Encouraging partnership working through creating a Shropshire Food Bank Network

Building on the South Shropshire meetings run by the Diocese of Hereford, a Shropshire Food Bank Network would provide the opportunity for food banks to share knowledge and experiences. Creating partnerships with other agencies across Shropshire could enhance the existing referral process and lead to improved signposting to ensure that people in food crisis receive the help they need to improve their situation.

Improve access to emergency food parcels out of hours and in rural areas

 

All Shropshire food banks cover large geographic areas. With such a large rural county, transport issues can be a major barrier for people needing to visit a food bank. The preference is for recipients to attend a food bank session, as volunteers are able to provide additional support and advice when people need it most. Some food banks have explored delivering food parcels out to rural areas, but have found this to be a complex solution. One possibility is to identify partner organisations who may be able to store emergency parcels so that people can access them when they need them most

 

Enhance the range of food and non-food items provided in emergency parcels

 

Food banks rely on the generosity of the community to donate food items. A food parcel is made up of mainly long-life foods, and may also contain toiletries, household essentials and pet food. However sometimes donations do not meet the demand or the specific dietary needs of food bank clients. Food parcels for people living in emergency accommodation can be particularly challenging, as often people on have no access to cooking facilities apart from a kettle. In an ideal world a food parcel would provide nutrition based on government guidelines, however it is difficult for food banks to supply fresh fruit and vegetables. Food parcels could be enhanced by encouraging the community to donate a healthy range of food items and parcels could include cooking suggestions and information on how to make the most of the food.
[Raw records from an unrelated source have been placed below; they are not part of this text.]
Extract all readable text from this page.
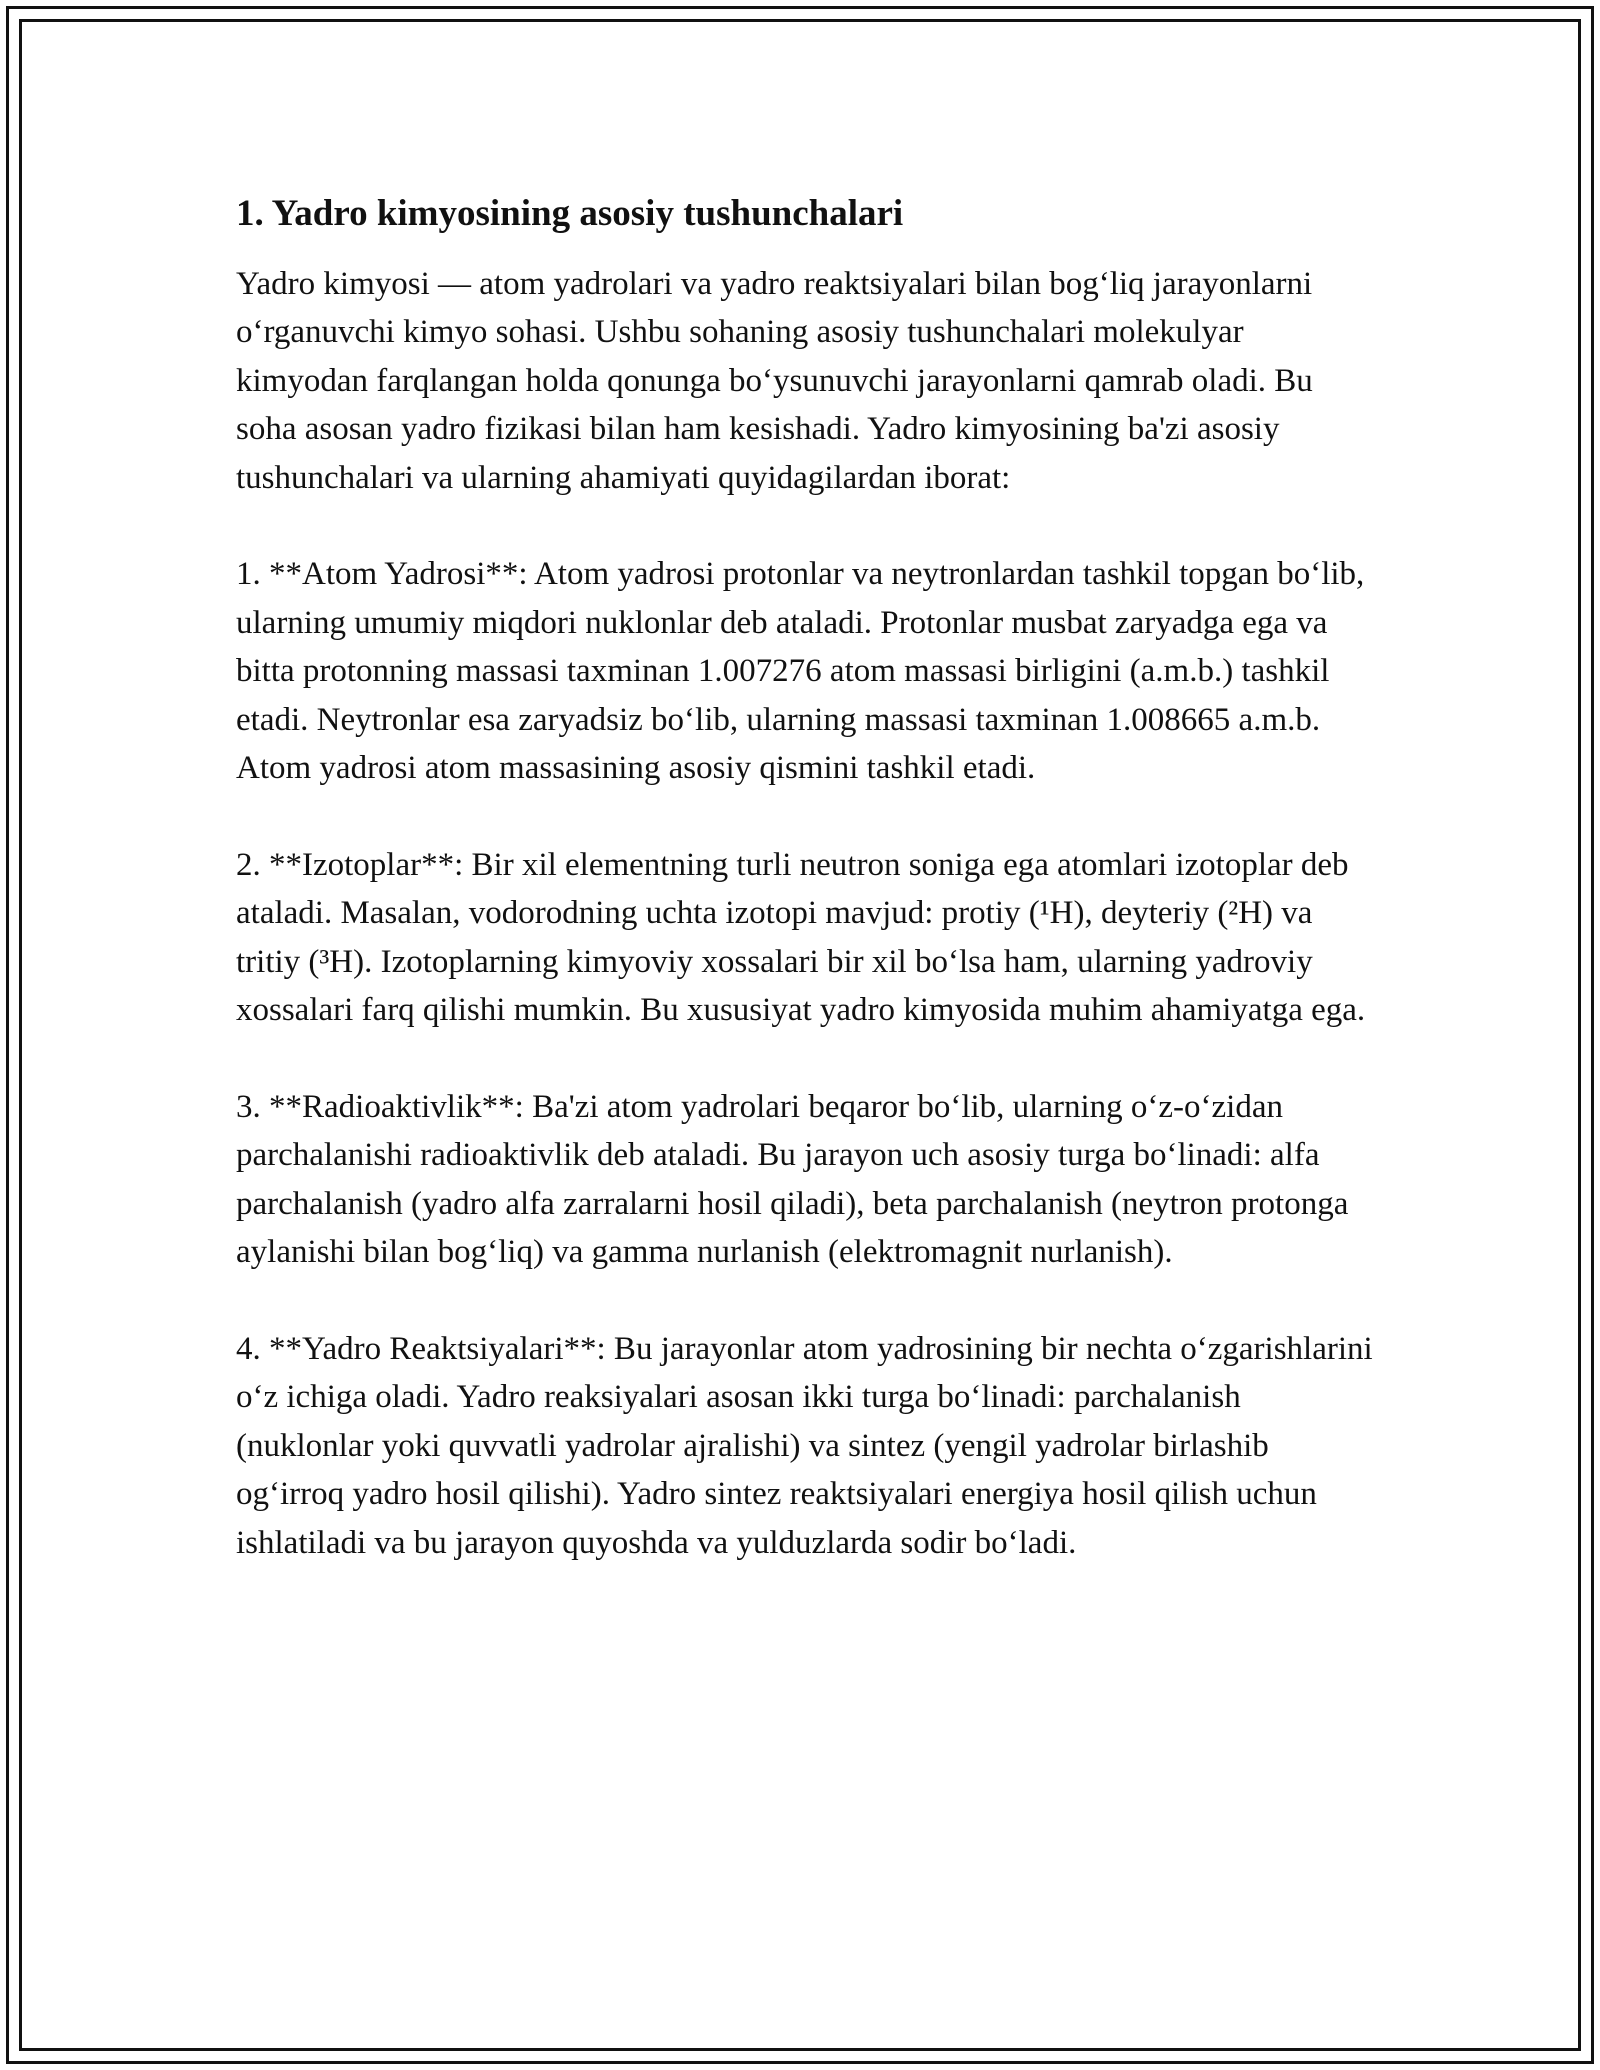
1. Yadro kimyosining asosiy tushunchalari

Yadro kimyosi — atom yadrolari va yadro reaktsiyalari bilan bog‘liq jarayonlarni o‘rganuvchi kimyo sohasi. Ushbu sohaning asosiy tushunchalari molekulyar kimyodan farqlangan holda qonunga bo‘ysunuvchi jarayonlarni qamrab oladi. Bu soha asosan yadro fizikasi bilan ham kesishadi. Yadro kimyosining ba'zi asosiy tushunchalari va ularning ahamiyati quyidagilardan iborat:

1. **Atom Yadrosi**: Atom yadrosi protonlar va neytronlardan tashkil topgan bo‘lib, ularning umumiy miqdori nuklonlar deb ataladi. Protonlar musbat zaryadga ega va bitta protonning massasi taxminan 1.007276 atom massasi birligini (a.m.b.) tashkil etadi. Neytronlar esa zaryadsiz bo‘lib, ularning massasi taxminan 1.008665 a.m.b. Atom yadrosi atom massasining asosiy qismini tashkil etadi.

2. **Izotoplar**: Bir xil elementning turli neutron soniga ega atomlari izotoplar deb ataladi. Masalan, vodorodning uchta izotopi mavjud: protiy (¹H), deyteriy (²H) va tritiy (³H). Izotoplarning kimyoviy xossalari bir xil bo‘lsa ham, ularning yadroviy xossalari farq qilishi mumkin. Bu xususiyat yadro kimyosida muhim ahamiyatga ega.

3. **Radioaktivlik**: Ba'zi atom yadrolari beqaror bo‘lib, ularning o‘z-o‘zidan parchalanishi radioaktivlik deb ataladi. Bu jarayon uch asosiy turga bo‘linadi: alfa parchalanish (yadro alfa zarralarni hosil qiladi), beta parchalanish (neytron protonga aylanishi bilan bog‘liq) va gamma nurlanish (elektromagnit nurlanish).

4. **Yadro Reaktsiyalari**: Bu jarayonlar atom yadrosining bir nechta o‘zgarishlarini o‘z ichiga oladi. Yadro reaksiyalari asosan ikki turga bo‘linadi: parchalanish (nuklonlar yoki quvvatli yadrolar ajralishi) va sintez (yengil yadrolar birlashib og‘irroq yadro hosil qilishi). Yadro sintez reaktsiyalari energiya hosil qilish uchun ishlatiladi va bu jarayon quyoshda va yulduzlarda sodir bo‘ladi.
Some food banks have started to innovate to find ways of including fresh fruit and vegetables, either through using supermarket surplus or vouchers which can be used at the local green grocers. A focus on ensuring that people in food crisis have key store cupboard ingredients in their parcels such as salt and cooking oil and basic cooking equipment would help in the longer term. Many people in food crisis would also benefit from the availability of a wider range of household items such as light bulbs, toilet rolls and cleaning equipment.